In February 1943 Tommy volunteered to take part in experimental flights on the Horsa to gain more experience and flying hours, which were not without incident. On one night sortie, his tow rope broke in the blackout over Bournemouth, with ten other men onboard. Fortunately he was able to land on a road (which led down a cul-de-sac) in a residential area, the wingtips clipping houses as he landed but miraculously there were no casualties.
In April 1943, 3 Sqn GPR sailed to Oran in North Africa. In company with 2 Sqn and RHQ GPR they were moved by convoy via Scotland. On arrival Tommy joined others in a concentrated flying training programme that was designed to convert the majority of GPR pilots onto the American CG4A WACO glider. This would be the aircraft they would fly for Operation LADBROKE – the Airborne landing on Sicily.
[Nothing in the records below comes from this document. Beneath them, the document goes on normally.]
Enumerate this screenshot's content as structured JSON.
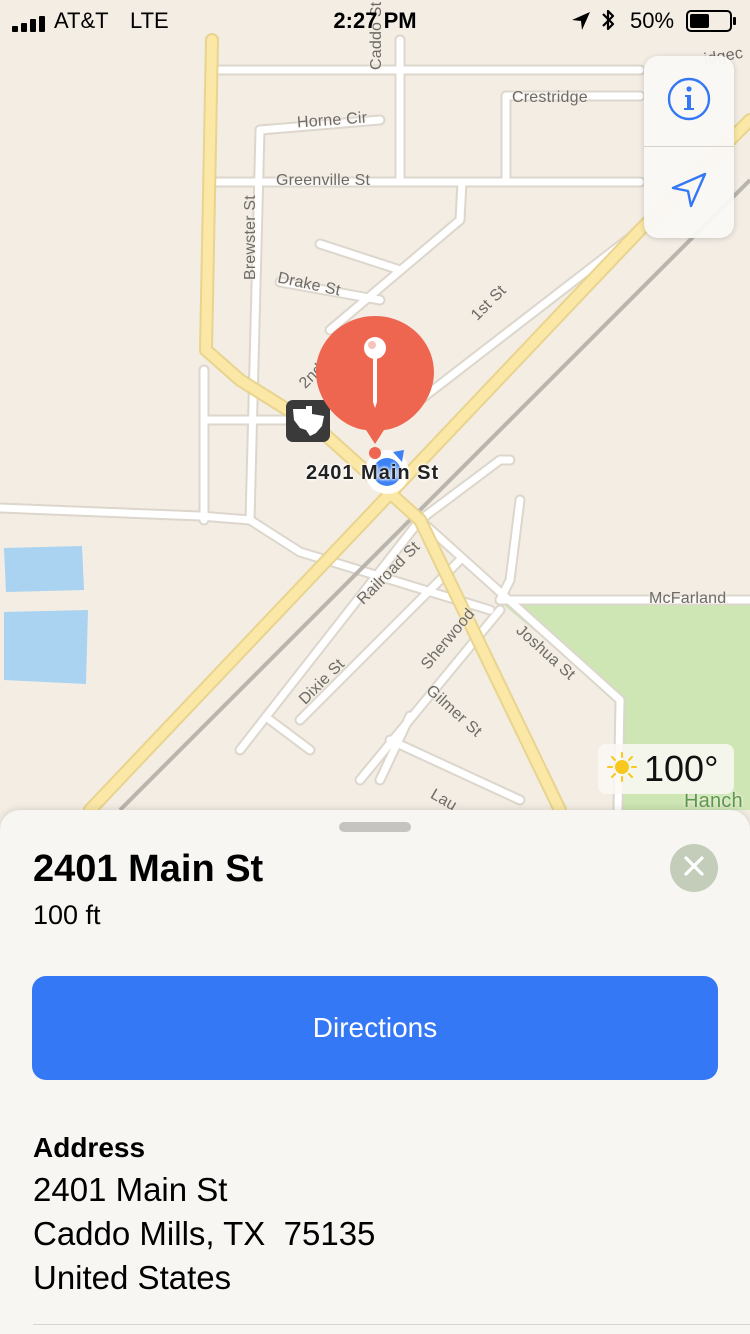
{
  "status_bar": {
    "carrier": "AT&T",
    "network": "LTE",
    "time": "2:27 PM",
    "battery_percent": "50%",
    "battery_level": 0.5,
    "signal_bars": 4,
    "icons": [
      "signal-bars-icon",
      "location-arrow-icon",
      "bluetooth-icon",
      "battery-icon"
    ]
  },
  "map": {
    "road_labels": {
      "caddo_st": "Caddo St",
      "crestridge": "Crestridge",
      "horne_cir": "Horne Cir",
      "greenville_st": "Greenville St",
      "brewster_st": "Brewster St",
      "drake_st": "Drake St",
      "first_st": "1st St",
      "second_st": "2nd",
      "railroad_st": "Railroad St",
      "mcfarland": "McFarland",
      "sherwood": "Sherwood",
      "joshua_st": "Joshua St",
      "dixie_st": "Dixie St",
      "gilmer_st": "Gilmer St",
      "lau": "Lau",
      "edge_top_right": "idgec",
      "hanch": "Hanch"
    },
    "highway_shield": "36",
    "pin_label": "2401 Main St",
    "colors": {
      "land": "#f3ede4",
      "road": "#ffffff",
      "road_casing": "#dcd6cc",
      "highway": "#fbe8a6",
      "water": "#a9d3f0",
      "park": "#cde6b4",
      "pin": "#ee6650",
      "user_location": "#3d82f5"
    }
  },
  "map_controls": {
    "info_icon": "info-icon",
    "tracking_icon": "location-arrow-icon",
    "accent": "#3478f6"
  },
  "weather": {
    "temperature": "100°",
    "icon": "sun-icon"
  },
  "place_card": {
    "title": "2401 Main St",
    "distance": "100 ft",
    "directions_label": "Directions",
    "address_heading": "Address",
    "address_line1": "2401 Main St",
    "address_line2": "Caddo Mills, TX  75135",
    "address_line3": "United States",
    "close_icon": "close-icon"
  }
}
In preparation for the invasion the Airlanding component of 1st British Airborne Division flew across the Atlas Mountains from Algeria to Tunisia. The ‘D’ day for Op LADBROKE had been set for the night of 9 July 1943. That night Tommy took off in a WACO (Chalk Number 130) with an American Glider pilot as his 2nd pilot, Flight Officer Browning had volunteered along with approximately thirty other US pilots to make up the crews required to fly the Airlanding Brigade. Flying into high winds and flak the USAAF tugs cast the majority of the British gliders off too early. Amid poor night conditions over 300 Airlanding Brigade troops and glider pilots were tragically drowned. Tommy was a victim of the debacle, but survived once more with only minor wounds to return to Malta, and on to Tunisia.
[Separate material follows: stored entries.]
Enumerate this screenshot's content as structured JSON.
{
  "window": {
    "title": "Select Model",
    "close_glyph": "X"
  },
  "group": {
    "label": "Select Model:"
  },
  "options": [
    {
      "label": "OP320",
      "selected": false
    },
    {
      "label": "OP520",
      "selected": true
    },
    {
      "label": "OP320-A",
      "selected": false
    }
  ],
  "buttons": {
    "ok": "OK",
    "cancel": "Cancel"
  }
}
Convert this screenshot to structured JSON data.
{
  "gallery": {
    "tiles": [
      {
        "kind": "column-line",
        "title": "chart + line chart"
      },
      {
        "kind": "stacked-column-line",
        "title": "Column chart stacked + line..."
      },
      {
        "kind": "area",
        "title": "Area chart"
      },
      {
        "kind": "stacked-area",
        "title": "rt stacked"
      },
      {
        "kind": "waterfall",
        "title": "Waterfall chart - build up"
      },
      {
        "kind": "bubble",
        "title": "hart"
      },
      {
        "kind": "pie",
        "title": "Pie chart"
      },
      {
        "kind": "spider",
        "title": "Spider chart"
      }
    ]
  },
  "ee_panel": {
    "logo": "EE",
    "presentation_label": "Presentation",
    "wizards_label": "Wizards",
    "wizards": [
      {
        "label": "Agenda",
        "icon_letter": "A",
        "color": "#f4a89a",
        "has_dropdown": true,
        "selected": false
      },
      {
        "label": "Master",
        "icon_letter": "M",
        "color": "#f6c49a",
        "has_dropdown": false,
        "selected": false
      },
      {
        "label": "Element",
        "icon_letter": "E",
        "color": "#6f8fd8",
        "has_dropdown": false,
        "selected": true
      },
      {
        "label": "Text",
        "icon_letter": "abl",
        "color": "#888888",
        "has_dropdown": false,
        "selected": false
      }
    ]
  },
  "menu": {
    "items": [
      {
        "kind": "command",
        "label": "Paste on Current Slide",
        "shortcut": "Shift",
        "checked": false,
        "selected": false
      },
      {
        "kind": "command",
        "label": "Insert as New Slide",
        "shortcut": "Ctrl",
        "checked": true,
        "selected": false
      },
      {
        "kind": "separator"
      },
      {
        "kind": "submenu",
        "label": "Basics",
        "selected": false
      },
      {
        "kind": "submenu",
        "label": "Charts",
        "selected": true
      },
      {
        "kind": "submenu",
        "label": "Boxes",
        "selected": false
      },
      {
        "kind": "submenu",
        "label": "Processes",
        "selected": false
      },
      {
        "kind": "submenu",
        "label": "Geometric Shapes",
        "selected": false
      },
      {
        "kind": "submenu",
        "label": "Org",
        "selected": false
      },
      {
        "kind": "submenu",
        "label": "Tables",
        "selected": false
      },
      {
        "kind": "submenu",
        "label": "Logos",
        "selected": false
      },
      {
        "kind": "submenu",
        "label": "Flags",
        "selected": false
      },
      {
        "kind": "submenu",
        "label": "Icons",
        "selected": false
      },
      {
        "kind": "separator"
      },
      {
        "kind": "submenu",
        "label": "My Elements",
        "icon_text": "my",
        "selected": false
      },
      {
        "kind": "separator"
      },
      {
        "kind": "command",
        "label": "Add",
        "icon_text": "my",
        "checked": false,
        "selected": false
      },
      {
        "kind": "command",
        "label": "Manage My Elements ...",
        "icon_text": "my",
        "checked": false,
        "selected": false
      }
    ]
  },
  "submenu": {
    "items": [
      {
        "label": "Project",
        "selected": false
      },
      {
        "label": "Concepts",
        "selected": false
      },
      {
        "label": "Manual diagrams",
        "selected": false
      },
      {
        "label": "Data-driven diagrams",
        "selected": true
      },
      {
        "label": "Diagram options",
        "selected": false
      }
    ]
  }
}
During his time in Tunisia Tommy spent time training in the desert with ‘Popski’s Private Army’. The invasion of Italy was imminent and 3 Sqn embarked on the cruiser Aurora along with Popski’s men and ‘the phantoms’. Luckily the Italians surrendered and the Royal Navy entered Taranto unopposed.
Tommy returned to Tunisia after the landings, where 3 Squadron was attached to 2nd Independent Parachute Brigade and renamed 1st Independent Squadron GPR which remained in the Mediterranean. Training at the US Airborne Training Centre in French Morocco was followed by a move to Comiso in Sicily. The Squadron built up a high level of hours on both WACO and Horsa as they moved around the Mediterranean. Tommy however found himself employed in the infantry role with 2nd Independent Parachute Brigade at Monte Cassino.
Tommy flew with the Independent Squadron as part of Operation DRAGOON. On 15 August 1944 the 2nd Independent Parachute Brigade took off with forty-five Horsa gliders in support carrying all of its heavy equipment. As the Airborne force crossed the coast the pathfinder force signalled that the Landing Zones were obscured by mist. The landing was aborted and the glider/tug combinations turned back to Italy. Shortly after landing a further signal indicated that the mist had cleared. The operation was back on. Tommy flew with Dick Clarke, after a combined total of 7 hours flying they approached Le Muy and shot a good approach to the LZ. In spite of losing both wings to anti-glider poles they made a good landing and delivered their load intact.
By the autumn of 1944 Tommy was back in Sicily and preparing for another glider-borne operation. This time he would fly a WACO and the destination would be Greece. Tommy and Dick Clarke delivered a 3-inch mortar and its crew to Megara about ten miles outside Athens. Tommy had many happy times in Greece and that was to be his final operation.
In April 1945 Tommy returned to England where he was offered the option of a commission in the Glider Pilot Regiment. After considering the number of ditchings, sinkings, wounds and crashes he had accumulated he elected to return to the much safer insurance industry in Glasgow and London.